In January, the chief minister said action had already been taken on 220 of the commission’s recommendations, an assertion the KCBC questioned. A leading Catholic daily carried an editorial accusing Vijayan of treating Christians as “gullible” by claiming implementation without making the report public. According to author and academic Vinil Paul, the government appears to have waited until the last moment to deploy it as a political tool.
Alongside its release, the government initiated measures based on its recommendations, including easing conditions for members of the Latin Catholic community to obtain community certificates. Earlier, eligibility had been restricted to those who had joined the community before 1947 and their descendants. These steps have not satisfied the KCBC.
“The recommendations need to be studied and implemented through concrete government action, something that has not happened,” said Fr Tharayil. “Since the report is now an official document, any incoming government will be expected to carry forward its implementation. That is the only positive aspect we see.”
The report draws detailed comparisons between Christian and Muslim minorities in the state, and some believe the timing of its release was intended to capitalise on growing tensions between these communities. Ahead of the election announcement, both the CPI(M) and the BJP advanced the narrative that, if the Congress-led UDF comes to power, governance would effectively be shaped by the Indian Union Muslim League (IUML), its largest ally, and the Jamaat-e-Islami, which has backed the front. Many interpreted this as an attempt to stoke anxieties among Hindus and Christians. As the campaign began, however, the CPI(M) initiated damage-control measures to avoid alienating the broader Muslim community, including allegations that the opposition leader had accepted favours from the RSS in the past.
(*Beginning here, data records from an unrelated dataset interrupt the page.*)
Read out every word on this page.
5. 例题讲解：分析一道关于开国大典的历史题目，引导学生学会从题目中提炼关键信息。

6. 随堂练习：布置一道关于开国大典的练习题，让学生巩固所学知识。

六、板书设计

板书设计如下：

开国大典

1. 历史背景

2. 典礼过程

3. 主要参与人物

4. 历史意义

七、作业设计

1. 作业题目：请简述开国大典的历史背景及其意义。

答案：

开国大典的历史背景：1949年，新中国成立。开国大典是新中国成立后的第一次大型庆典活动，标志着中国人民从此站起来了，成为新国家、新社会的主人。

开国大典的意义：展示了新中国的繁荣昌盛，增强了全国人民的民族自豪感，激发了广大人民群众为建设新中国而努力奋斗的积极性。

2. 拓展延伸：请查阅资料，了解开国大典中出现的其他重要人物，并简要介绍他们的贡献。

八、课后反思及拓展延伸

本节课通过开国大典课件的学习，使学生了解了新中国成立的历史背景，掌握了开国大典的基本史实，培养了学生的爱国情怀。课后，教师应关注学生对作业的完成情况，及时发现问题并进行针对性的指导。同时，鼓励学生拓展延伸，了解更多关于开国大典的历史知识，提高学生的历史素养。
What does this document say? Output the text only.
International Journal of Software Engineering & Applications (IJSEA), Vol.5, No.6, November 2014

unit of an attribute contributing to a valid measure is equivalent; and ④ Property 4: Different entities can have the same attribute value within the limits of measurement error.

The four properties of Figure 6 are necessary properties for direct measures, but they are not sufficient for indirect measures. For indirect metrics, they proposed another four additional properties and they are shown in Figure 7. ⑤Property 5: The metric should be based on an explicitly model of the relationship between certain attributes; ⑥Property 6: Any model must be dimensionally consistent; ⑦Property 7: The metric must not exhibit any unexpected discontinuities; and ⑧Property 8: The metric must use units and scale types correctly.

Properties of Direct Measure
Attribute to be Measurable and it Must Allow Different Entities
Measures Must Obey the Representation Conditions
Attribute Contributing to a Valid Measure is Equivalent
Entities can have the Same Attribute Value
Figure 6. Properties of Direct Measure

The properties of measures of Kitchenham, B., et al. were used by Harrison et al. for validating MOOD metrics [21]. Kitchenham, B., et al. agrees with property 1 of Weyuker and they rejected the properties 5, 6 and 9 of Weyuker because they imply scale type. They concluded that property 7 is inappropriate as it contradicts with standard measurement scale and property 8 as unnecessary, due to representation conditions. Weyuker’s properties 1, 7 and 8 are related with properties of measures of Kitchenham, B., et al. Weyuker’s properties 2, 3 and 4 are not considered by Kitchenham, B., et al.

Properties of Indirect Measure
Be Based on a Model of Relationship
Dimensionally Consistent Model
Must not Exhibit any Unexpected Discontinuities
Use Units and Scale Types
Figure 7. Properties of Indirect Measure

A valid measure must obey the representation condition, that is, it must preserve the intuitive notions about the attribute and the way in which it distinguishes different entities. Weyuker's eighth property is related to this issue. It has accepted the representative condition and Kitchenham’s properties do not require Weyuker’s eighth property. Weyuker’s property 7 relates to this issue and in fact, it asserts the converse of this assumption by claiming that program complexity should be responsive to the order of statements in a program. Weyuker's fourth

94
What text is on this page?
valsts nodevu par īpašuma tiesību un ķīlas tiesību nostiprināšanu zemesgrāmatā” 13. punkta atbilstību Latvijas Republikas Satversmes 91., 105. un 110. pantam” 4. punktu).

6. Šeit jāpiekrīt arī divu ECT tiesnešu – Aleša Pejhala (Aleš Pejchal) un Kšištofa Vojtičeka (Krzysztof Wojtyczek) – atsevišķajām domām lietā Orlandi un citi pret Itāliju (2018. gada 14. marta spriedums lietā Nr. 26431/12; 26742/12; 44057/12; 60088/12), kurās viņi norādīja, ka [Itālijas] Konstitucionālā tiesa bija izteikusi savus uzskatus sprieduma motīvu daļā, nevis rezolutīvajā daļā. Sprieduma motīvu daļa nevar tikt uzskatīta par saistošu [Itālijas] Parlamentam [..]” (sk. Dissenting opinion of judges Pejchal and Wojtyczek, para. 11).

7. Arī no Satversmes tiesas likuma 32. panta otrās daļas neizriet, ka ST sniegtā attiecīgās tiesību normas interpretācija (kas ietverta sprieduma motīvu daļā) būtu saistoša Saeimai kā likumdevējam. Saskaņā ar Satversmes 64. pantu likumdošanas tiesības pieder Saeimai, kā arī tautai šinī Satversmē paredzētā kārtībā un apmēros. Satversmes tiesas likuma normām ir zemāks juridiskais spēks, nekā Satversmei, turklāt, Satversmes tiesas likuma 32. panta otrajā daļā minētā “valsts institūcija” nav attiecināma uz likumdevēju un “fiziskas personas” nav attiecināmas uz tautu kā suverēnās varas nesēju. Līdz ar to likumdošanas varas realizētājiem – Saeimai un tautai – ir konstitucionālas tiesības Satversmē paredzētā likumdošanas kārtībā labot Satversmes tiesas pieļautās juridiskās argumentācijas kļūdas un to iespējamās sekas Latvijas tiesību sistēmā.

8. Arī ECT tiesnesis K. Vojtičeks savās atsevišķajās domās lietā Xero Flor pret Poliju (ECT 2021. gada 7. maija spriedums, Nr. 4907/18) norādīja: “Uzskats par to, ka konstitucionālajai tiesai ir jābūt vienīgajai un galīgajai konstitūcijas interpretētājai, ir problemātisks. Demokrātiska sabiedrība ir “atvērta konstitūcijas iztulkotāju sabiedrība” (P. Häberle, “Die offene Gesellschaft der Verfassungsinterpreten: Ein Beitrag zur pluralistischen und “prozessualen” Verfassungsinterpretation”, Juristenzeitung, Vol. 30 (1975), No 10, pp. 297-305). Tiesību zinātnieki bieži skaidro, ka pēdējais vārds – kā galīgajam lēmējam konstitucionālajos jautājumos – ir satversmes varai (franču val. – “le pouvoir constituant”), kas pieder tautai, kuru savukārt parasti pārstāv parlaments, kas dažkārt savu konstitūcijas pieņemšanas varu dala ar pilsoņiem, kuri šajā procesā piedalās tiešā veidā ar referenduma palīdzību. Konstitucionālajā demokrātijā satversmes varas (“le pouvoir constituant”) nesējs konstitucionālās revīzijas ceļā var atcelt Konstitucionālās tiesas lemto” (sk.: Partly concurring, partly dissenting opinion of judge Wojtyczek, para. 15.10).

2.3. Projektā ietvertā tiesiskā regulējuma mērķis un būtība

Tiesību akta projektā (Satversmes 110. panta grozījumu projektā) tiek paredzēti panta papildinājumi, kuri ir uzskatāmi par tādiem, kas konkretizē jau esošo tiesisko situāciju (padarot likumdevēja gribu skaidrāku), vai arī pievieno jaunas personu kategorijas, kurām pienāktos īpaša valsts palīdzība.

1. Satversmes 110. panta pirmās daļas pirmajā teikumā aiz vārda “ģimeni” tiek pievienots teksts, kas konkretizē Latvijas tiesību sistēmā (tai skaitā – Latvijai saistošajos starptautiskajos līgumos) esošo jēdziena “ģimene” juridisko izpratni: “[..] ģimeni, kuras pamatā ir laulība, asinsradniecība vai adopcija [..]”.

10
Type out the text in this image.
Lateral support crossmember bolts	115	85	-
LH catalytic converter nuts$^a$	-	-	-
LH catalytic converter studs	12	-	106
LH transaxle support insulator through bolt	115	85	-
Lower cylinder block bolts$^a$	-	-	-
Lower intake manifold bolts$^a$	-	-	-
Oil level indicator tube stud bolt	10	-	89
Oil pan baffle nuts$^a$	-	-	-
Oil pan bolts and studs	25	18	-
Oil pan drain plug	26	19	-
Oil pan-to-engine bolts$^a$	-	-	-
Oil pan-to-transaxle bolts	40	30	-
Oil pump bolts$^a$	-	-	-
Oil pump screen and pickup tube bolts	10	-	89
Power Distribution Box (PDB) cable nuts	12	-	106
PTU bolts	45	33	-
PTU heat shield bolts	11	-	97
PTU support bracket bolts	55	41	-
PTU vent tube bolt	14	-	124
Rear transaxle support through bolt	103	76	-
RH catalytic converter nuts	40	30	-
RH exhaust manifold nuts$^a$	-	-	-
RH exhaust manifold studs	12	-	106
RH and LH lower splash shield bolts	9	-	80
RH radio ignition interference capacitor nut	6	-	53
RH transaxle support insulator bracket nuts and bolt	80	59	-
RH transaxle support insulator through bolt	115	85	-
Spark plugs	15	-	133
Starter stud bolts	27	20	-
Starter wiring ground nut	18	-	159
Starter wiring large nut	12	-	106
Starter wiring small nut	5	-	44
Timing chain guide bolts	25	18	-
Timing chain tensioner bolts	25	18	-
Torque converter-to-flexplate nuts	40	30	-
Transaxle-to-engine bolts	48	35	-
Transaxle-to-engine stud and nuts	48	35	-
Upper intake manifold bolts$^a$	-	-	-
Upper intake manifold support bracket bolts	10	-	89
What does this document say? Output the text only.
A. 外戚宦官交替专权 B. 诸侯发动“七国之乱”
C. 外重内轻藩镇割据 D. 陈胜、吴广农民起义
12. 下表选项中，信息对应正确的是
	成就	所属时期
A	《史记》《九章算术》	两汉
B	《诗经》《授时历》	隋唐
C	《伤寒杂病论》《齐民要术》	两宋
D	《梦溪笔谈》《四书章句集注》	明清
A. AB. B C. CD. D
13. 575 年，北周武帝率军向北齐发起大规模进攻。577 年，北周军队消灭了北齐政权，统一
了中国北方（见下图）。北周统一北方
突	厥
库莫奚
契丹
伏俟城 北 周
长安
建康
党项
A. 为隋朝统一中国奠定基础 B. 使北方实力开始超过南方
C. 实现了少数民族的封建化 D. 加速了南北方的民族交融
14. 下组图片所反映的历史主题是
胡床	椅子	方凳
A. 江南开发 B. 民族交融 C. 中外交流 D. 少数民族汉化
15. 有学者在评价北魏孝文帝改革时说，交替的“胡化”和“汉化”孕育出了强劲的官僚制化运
Meanwhile, the BJP, which has long grappled with the gap between a hindutva identity and Hindu sub-identities in Kerala, continues its efforts to bridge it. Guruvayoor candidate B. Gopalakrishnan sparked controversy by stating that Guruvayoor, a constituency with a Hindu majority, should have a Hindu MLA. BJP state president Rajeev Chandrashekar backed him, noting that minority communities assert their identity in areas where they hold significant strength.
Sabarimala-related controversies have been invoked by both the UDF and the NDA to appeal to the faithful. The CPI(M), too, has found utility in the shrine. Last September, when the government and the Travancore Devaswom Board jointly conducted the Global Ayyappa Sangamam, which featured a message from Uttar Pradesh Chief Minister Yogi Adityanath, it drew accusations that the government was courting Hindu identity sentiment ahead of elections. “Was the Global Ayyappa Sangamam at Sabarimala about the NSS or the Sree Narayana Dharma Paripalana Yogam? No, it was about identity,” says Kumar. “Similarly, when the J.B. Koshy Commission comes in, it is an appeal to Christian identity.”
Meanwhile, the government also granted official recognition to Pentecostalism as a Christian denomination, after which some Pentecostal groups signalled support for the LDF. Daniel Konnanilkunnathil, joint secretary of the Indian Pentecostal Church of God, the state’s largest Pentecostal movement with over two lakh believers, told THE WEEK that they had not endorsed any political party. “We appreciate the recognition, but key demands, especially those concerning converted Christians from scheduled castes and scheduled tribes, remain unresolved,” he said. Gestures, the remark implied, are not enough. In Kerala’s finely calibrated electoral season, neither are they ever quite sufficient to close the deal.